Not since the New Deal era has the scope and reach of the modern administrative state received so much public attention. It is thus unsurprising that the first Supreme Court case mentioned by Senator Diane Feinstein on the first day of Judge Neil Gorsuch’s confirmation hearings did not involve familiar hot-button issues like gun control, abortion, or campaign finance. That case was Chevron USA, Inc. v. National Resources Defense Council, Inc., a 1984 decision associated with a doctrine that requires judges to defer to federal agencies’ interpretations of statutes that they are charged with administering.

Judge Gorsuch has been a persistent critic of “Chevron deference,” and conservatives have generally commended him for it. Yet there is no little irony in the fact that the Justice whose seat he may fill was Chevron’s greatest champion. Legal scholars have shown that Chevron was not initially regarded as a landmark decision—that it only later became understood to require judges to fundamentally transform their approach to judicial review of agency interpretations of statutes. And no one did more to entrench that transformative understanding of Chevron than Justice Scalia.

So now seems as good a time as any to explain why Justice Scalia was wrong about the merits of Chevron deference.

Why did Scalia champion Chevron deference? In an influential 1989 article, then-Judge Scalia defended Chevron deference on the grounds that “broad delegation to the Executive is a hallmark of the modern administrative state” and that Chevron deference provides a dependable “background rule of law against which Congress can legislate.” Scalia believed that Congress generally wants agencies to exercise discretion and that Chevron deference ensures that legislators “do not have to gamble upon whether, if they say nothing about it in the statute, the ultimate answer [to an interpretive question] will be provided by the courts or rather by the Department of Labor.” Chevron deference appealed to Scalia’s majoritarianism and his preference for clear rules.

Yet the Congress that enacted the Administrative Procedure Act of 1946 (APA) plainly did not want judges to defer to agency interpretations of law. As Scalia would later acknowledge (and Professor Aditya Bamzai has shown), Section 706 of the APA, which requires courts to “decide all relevant questions of law” is best understood as requiring independent judicial review, without deference to agencies. The APA was not an utter capitulation to the rise of administrative agencies that routinely exercise consolidated legislative, executive, and judicial power that the Constitution deliberately and carefully separates. It was the product of a hard-fought compromise between New Dealers with undiluted faith in government-by-experts and Republicans and conservative Democrats who sought to curb what Dean Roscoe Pound described as emergent “administrative absolutism.” Reserving to the judiciary the authority to independently interpret the law while providing for judicial deference to agency fact-finding was an essential part of that compromise. The APA enacted into statutory law a division of labor that the courts had worked out over the course of the previous several decades and which had been formalized in the Supreme Court’s 1932 decision Crowell v. Benson. Chevron deference utterly undoes that compromise.

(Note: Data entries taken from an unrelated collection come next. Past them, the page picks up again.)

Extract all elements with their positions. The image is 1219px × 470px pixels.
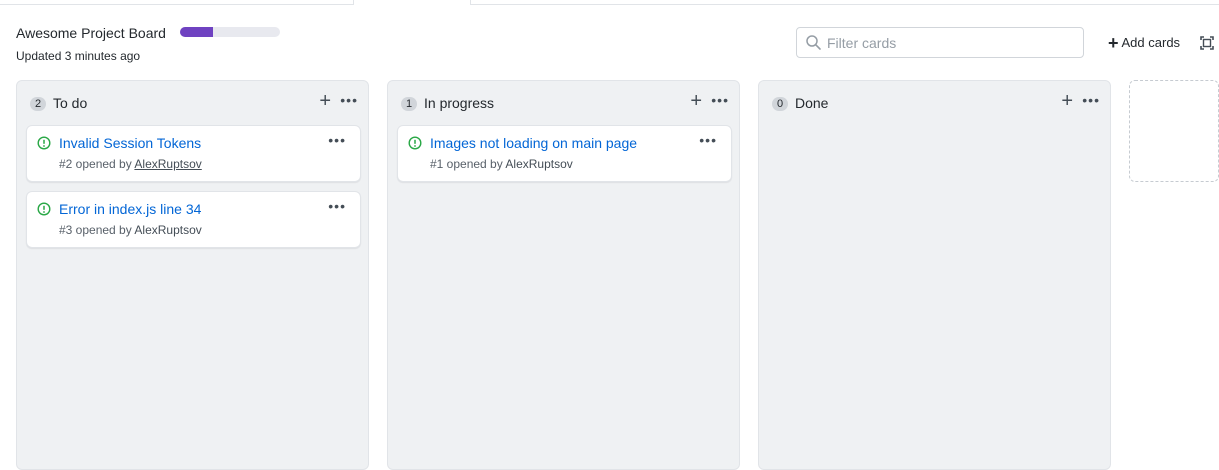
tab-left[interactable] [0,0,354,5]
add-cards-label: Add cards [1121,35,1181,50]
column-title: In progress [424,95,495,111]
card-number-opened-by: #2 opened by [59,157,132,171]
filter-cards-field[interactable] [796,27,1084,58]
issue-opened-icon [37,136,51,150]
project-progress-bar [180,27,280,37]
column-title: To do [53,95,88,111]
card-number-opened-by: #1 opened by [430,157,503,171]
fullscreen-icon[interactable] [1200,36,1214,50]
search-icon [806,35,821,50]
card-invalid-session-tokens[interactable]: Invalid Session Tokens #2 opened by Alex… [26,125,361,182]
column-add-card-plus-icon[interactable]: + [690,91,702,111]
card-meta: #1 opened by AlexRuptsov [430,157,573,171]
plus-icon: + [1108,32,1119,53]
column-card-count: 2 [30,97,46,111]
column-more-icon[interactable]: ••• [340,92,358,108]
card-images-not-loading[interactable]: Images not loading on main page #1 opene… [397,125,732,182]
card-number-opened-by: #3 opened by [59,223,132,237]
card-more-icon[interactable]: ••• [328,198,346,214]
issue-opened-icon [408,136,422,150]
card-author-link[interactable]: AlexRuptsov [505,157,572,171]
filter-cards-input[interactable] [827,33,1077,53]
card-author-link[interactable]: AlexRuptsov [134,223,201,237]
updated-timestamp: Updated 3 minutes ago [16,49,141,63]
add-column-placeholder[interactable] [1129,80,1219,182]
project-progress-fill [180,27,213,37]
card-more-icon[interactable]: ••• [328,132,346,148]
tab-right[interactable] [470,0,1219,5]
card-meta: #3 opened by AlexRuptsov [59,223,202,237]
card-author-link[interactable]: AlexRuptsov [134,157,201,171]
column-more-icon[interactable]: ••• [711,92,729,108]
column-to-do: 2 To do + ••• Invalid Session Tokens #2 … [16,80,369,470]
column-more-icon[interactable]: ••• [1082,92,1100,108]
column-title: Done [795,95,829,111]
column-add-card-plus-icon[interactable]: + [319,91,331,111]
card-title-link[interactable]: Error in index.js line 34 [59,201,201,217]
column-done: 0 Done + ••• [758,80,1111,470]
project-title: Awesome Project Board [16,25,166,41]
column-in-progress: 1 In progress + ••• Images not loading o… [387,80,740,470]
card-more-icon[interactable]: ••• [699,132,717,148]
issue-opened-icon [37,202,51,216]
card-meta: #2 opened by AlexRuptsov [59,157,202,171]
add-cards-button[interactable]: + Add cards [1108,32,1181,53]
top-tab-strip [0,0,1219,6]
card-error-in-index-js[interactable]: Error in index.js line 34 #3 opened by A… [26,191,361,248]
column-card-count: 1 [401,97,417,111]
column-card-count: 0 [772,97,788,111]
card-title-link[interactable]: Images not loading on main page [430,135,637,151]
tab-active[interactable] [354,0,470,4]
card-title-link[interactable]: Invalid Session Tokens [59,135,201,151]
column-add-card-plus-icon[interactable]: + [1061,91,1073,111]
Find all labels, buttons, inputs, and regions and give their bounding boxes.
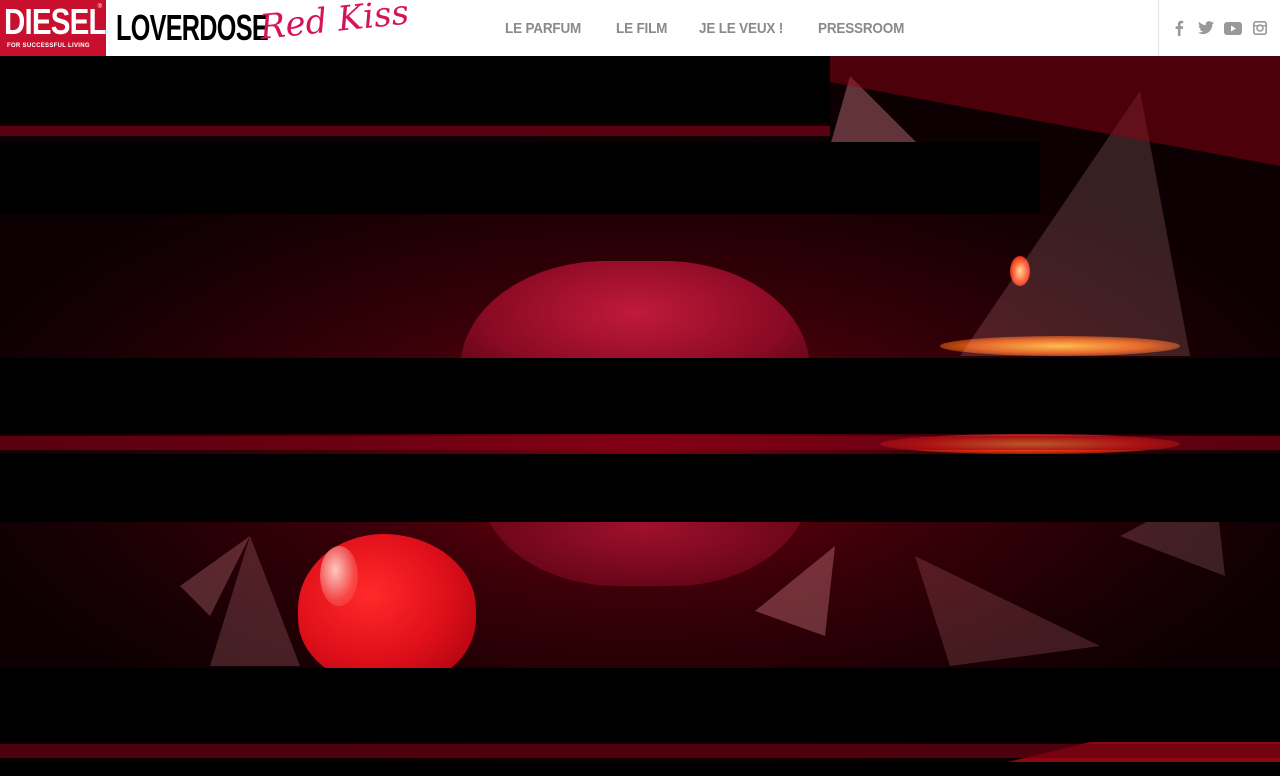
glitch-bar <box>0 358 1280 434</box>
red-line <box>0 744 1280 758</box>
instagram-icon[interactable] <box>1251 19 1269 37</box>
glitch-bar <box>0 56 830 122</box>
site-header: DIESEL ® FOR SUCCESSFUL LIVING LOVERDOSE… <box>0 0 1280 56</box>
glitch-bar <box>0 454 1280 522</box>
diesel-logo-tagline: FOR SUCCESSFUL LIVING <box>7 43 90 49</box>
glitch-bar <box>0 668 1280 742</box>
nav-pressroom[interactable]: PRESSROOM <box>818 20 904 37</box>
facebook-icon[interactable] <box>1170 19 1188 37</box>
social-links <box>1158 0 1280 56</box>
red-line <box>0 436 1280 450</box>
diesel-logo-word: DIESEL <box>4 1 107 42</box>
nav-le-parfum[interactable]: LE PARFUM <box>505 20 581 37</box>
twitter-icon[interactable] <box>1197 19 1215 37</box>
youtube-icon[interactable] <box>1224 19 1243 37</box>
glitch-bar <box>0 762 1280 776</box>
red-line <box>0 126 830 136</box>
diesel-logo-registered: ® <box>97 4 102 10</box>
glitch-bar <box>0 142 1040 214</box>
diesel-logo[interactable]: DIESEL ® FOR SUCCESSFUL LIVING <box>0 0 107 56</box>
nav-je-le-veux[interactable]: JE LE VEUX ! <box>699 20 783 37</box>
brand-name: LOVERDOSE <box>116 7 269 48</box>
main-nav: LE PARFUM LE FILM JE LE VEUX ! PRESSROOM <box>505 0 940 56</box>
nav-le-film[interactable]: LE FILM <box>616 20 667 37</box>
hero-video-background <box>0 56 1280 776</box>
brand-script-name: Red Kiss <box>257 0 411 48</box>
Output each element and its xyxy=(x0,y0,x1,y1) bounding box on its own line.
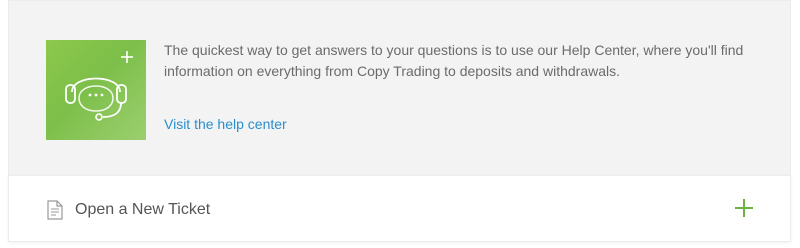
visit-help-center-link[interactable]: Visit the help center xyxy=(164,115,287,133)
plus-icon[interactable] xyxy=(733,197,755,219)
help-center-card: The quickest way to get answers to your … xyxy=(8,0,791,175)
headset-icon xyxy=(65,51,133,121)
help-illustration xyxy=(46,40,146,140)
open-new-ticket-button[interactable]: Open a New Ticket xyxy=(8,175,791,242)
document-icon xyxy=(47,200,63,220)
open-new-ticket-label: Open a New Ticket xyxy=(75,201,211,218)
help-description: The quickest way to get answers to your … xyxy=(164,42,744,79)
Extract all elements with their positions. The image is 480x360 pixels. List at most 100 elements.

More fundamentally, Chevron deference prevents judges from discharging their constitutional duty. In his seminal opinion for the Court in the 1803 case of Marbury v. Madison. Chief Justice John Marshall affirmed that it is the constitutional duty of the judiciary to “say what the law is” without regard to what the political branches think it is. The judicial duty to exercise independent judgment, without deference to the will of the political branches, can be traced back through centuries of Anglo-American jurisprudence and entered into our Constitution through Article III’s authorization of “[t]he judicial power.” The Framers knew that the political branches could not be trusted to act as the sole judges of the limits of their own powers—that is why Article III provides for a structurally independent system of courts, staffed by judges with a duty to exercise intellectually independent judgment, to “guard the Constitution and the rights of individuals.” Chevron deference thus requires judges to abdicate their constitutional duty and prevents the judiciary from performing its constitutional function.

Further, in cases between government officials and members of the public that involve “life, liberty, or property,” Chevron deference requires judges to violate the Fifth Amendment’s guarantee of “due process of law.” Due process of law entails, among other things, impartial adjudication, free from bias towards either party. Chevron deference actually requires judges to favor the legal position held by the most powerful of parties—the government. As Professor Philip Hamburger has explained, the fact this bias is systematic rather than individual—the product of adherence to Court-fashioned doctrine rather than the product of a particular judge’s proclivities—makes it more troubling, not only because it makes that bias more certain but because it undermines the legitimacy of the institution of which judges are a part.

In view of its departures from the Constitution and from the APA, it is no surprise that Chevron deference has abated the rise (and rise) of a federal regulatory apparatus which cannot plausibly be squared with the “few and defined” powers enumerated in the Constitution or with the APA’s system of surrogate safeguards against the arbitrary exercise of administrative power. It is encouraging that even those who revere Justice Scalia’s jurisprudence have departed from his assessment of a profoundly pernicious doctrine. The sooner the Court ends its failed Chevron experiment, the better.